Service monitoring is a run-time activity that involves recording the values of response time, availability and other non-functional service parameters in order to enable predictive analysis and proactive service management. Service monitoring and service management in cloud computing environments presents a particular challenge to application administrators as the enterprise application is dependent on the performance and availability of third-party cloud services. The traditional approach to QoS monitoring is based on continuously sending test messages to critical services to check their availability and performance. This approach is not suitable for the monitoring of cloud services as it increases service costs and generates unnecessary data traffic.

Monitoring and optimization of QoS of cloud services presents an important and challenging research problem. Although some research work on monitoring of QoS characteristics of cloud services is available in the literature, there is currently lack of detailed information about the assessment of run-time behaviour of cloud services that includes location-based QoS information [3], making informed decisions about the selection and composition of cloud services difficult in practice [4, 5].

In our earlier work we have described the features of the Service Consumer Framework (SCF) designed to improve the reliability of cloud-based enterprise applications by managing service outages and service evolution. We have implemented and experimentally evaluated availability and response time characteristics of payment services (PayPal and eWay) using three separate reliability strategies (Retry Fault Tolerance, Recovery Block Fault Tolerance, and Dynamic Sequential Fault Tolerance) and compared these experimental results with theoretically predicted values [6].

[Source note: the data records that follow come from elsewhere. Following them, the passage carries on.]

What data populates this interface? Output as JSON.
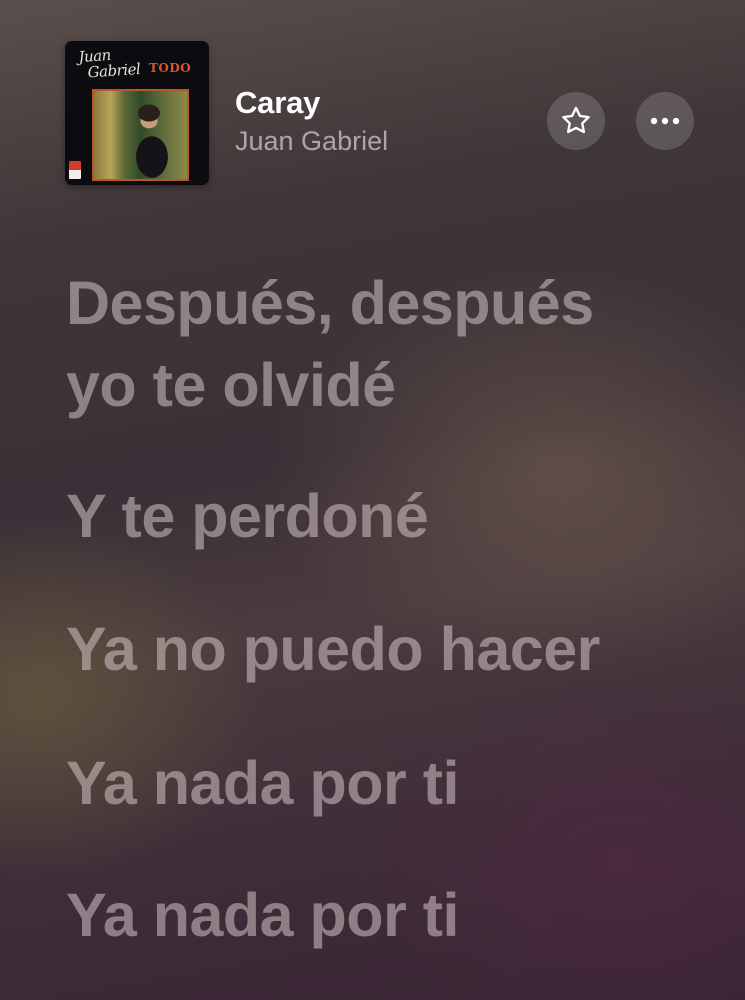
{
  "now_playing": {
    "title": "Caray",
    "artist": "Juan Gabriel",
    "album_art": {
      "script_line1": "Juan",
      "script_line2": "Gabriel",
      "album_name": "TODO"
    }
  },
  "actions": {
    "favorite_icon": "star-icon",
    "more_icon": "ellipsis-icon"
  },
  "lyrics": {
    "lines": [
      {
        "line1": "Después, después",
        "line2": "yo te olvidé"
      },
      {
        "line1": "Y te perdoné"
      },
      {
        "line1": "Ya no puedo hacer"
      },
      {
        "line1": "Ya nada por ti"
      },
      {
        "line1": "Ya nada por ti"
      }
    ]
  },
  "colors": {
    "title": "#ffffff",
    "artist": "#9b9396",
    "lyric_inactive": "#b3a5a8",
    "button_bg": "#5a5052"
  }
}
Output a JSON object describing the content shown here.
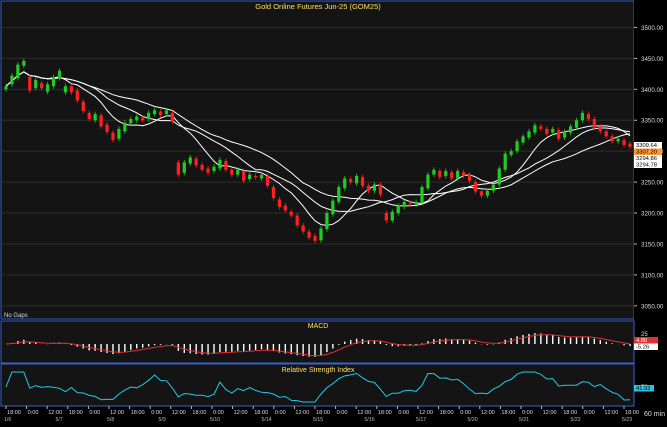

In this paper we extend this work by focusing on improving the estimates of availability and response time of cloud services by introducing location-based QoS information. We monitor QoS characteristics of eWay and PayPal services across eleven locations in four geographical regions to obtain a more accurate estimate of response time and availability for specific deployment locations of consumer enterprise application. We collect the QoS information independently of the information published by cloud service providers by recording payment transaction log data in a monitoring database. In the next section (Sect. 2) we review related literature dealing with monitoring the performance of cloud-based services, and in Sect. 3 we discuss service optimization using multi-site monitoring. Section 4 describes our experimental setup for multi-site monitoring of cloud services and gives experimental results of availability and response time for eWay and PayPal payment services measured at eleven geographic locations. Section 5 contains our conclusions and proposals for future work.

2 Related Work

Optimization techniques to improve reliability and performance of enterprise applications that include fault prevention and forecasting have been the subject of research interest for a number of years [7]. Such techniques have been recently adapted for web services and cloud-based enterprise applications. Using redundancy-based fault tolerance strategies, Zibin and Lyu [8] propose a distributed replication strategy evaluation and selection framework for fault tolerant web services. Authors compare various replication strategies and propose a replication strategy selection algorithm. Adams et al. [9] describe fundamental reliability concepts and a reliability design-time process for organizations, providing guidelines for IT architects to mitigate potential failures of cloud-based applications.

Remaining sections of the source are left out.